Ebenfalls eine Musik, die unbedingt mehr Aufmerksamkeit verdient und eine intensive Auseinandersetzung damit wert ist, ist die von Arno Babadschanjan, dessen Violinsonate aus dem Jahre 1959 mit 28 Minuten das großformatigste Werk dieser Einspielung ist. Das effektgeladene Werk verbindet hohe Komplexität mit eingängigen Melodien, wobei insbesondere der dritte Satz, in welchem die apotheotisch für den Widmungsträger Dmitri Schostakowitsch stehende Symbolphrase heraushörbar ist, mit spürbarer Prägnanz im Ohr bleibt. Trotz dessen wird der Hörer immer wieder überrascht von plötzlichen neuen Einfällen, die einen unerwartet überrollen und die gesamte Struktur aufbrechen. Die schlagartigen Wechsel werden von beiden Musikerinnen mit überwältigender Genauigkeit ausgeführt, sofort fühlen sie sich wohl in jedem neuen Terrain, ohne dass ein noch so geringer Nachhall von Vorherigem vernehmbar wäre. In dieser Sonate demonstriert Magarita Oganesjan mancherorts auch einmal ihre weiche und lyrische Seite – umso intensiver wirkt es, wenn sie dann wieder mehr Härte dominiert.

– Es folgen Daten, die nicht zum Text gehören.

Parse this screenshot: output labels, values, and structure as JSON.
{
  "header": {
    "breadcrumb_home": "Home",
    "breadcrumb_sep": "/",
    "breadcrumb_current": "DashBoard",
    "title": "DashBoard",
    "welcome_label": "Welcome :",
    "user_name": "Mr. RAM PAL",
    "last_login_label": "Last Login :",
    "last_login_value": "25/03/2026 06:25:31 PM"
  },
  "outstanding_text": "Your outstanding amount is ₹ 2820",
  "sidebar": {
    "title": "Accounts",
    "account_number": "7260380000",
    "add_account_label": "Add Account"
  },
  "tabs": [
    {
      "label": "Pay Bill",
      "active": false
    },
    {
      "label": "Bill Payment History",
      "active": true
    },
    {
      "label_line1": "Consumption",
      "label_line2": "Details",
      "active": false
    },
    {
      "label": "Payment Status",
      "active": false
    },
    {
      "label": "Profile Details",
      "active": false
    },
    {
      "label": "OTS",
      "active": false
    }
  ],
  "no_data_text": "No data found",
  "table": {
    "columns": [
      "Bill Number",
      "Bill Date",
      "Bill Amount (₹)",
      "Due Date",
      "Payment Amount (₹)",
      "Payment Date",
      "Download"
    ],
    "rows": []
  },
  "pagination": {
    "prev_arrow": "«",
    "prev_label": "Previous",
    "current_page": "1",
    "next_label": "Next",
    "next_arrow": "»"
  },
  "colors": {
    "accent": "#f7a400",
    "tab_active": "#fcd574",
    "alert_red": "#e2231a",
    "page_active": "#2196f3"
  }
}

Beschlossen wird die Einspielung von einem Werk, das ein Jahr vor der Sonate Babadschanjans entstand, der Rhapsodie für Violine und Klavier von Edward Baghdassarian, der auch Margarita Oganesjan als kleines Mädchen in Komposition unterrichtete. Nach den vorangehenden Geniestreichen fällt die Rhapsodie kompositorisch etwas ab. So schöne Momente sie auch haben mag, so weist sie auch etliche musikalisch flache und voraussehbare Passagen auf, wenngleich letztlich auch hier das Zauberhafte überwiegt. Nichts desto Trotz ist es ein besonderer Tribut an den ehemaligen Lehrer von Margarita Oganesjan und verdient somit durchaus einen Platz auf dieser mehr als empfehlenswerten musikalischen, exemplarischen Rundreise durch die Gebiete rund um den Ararat.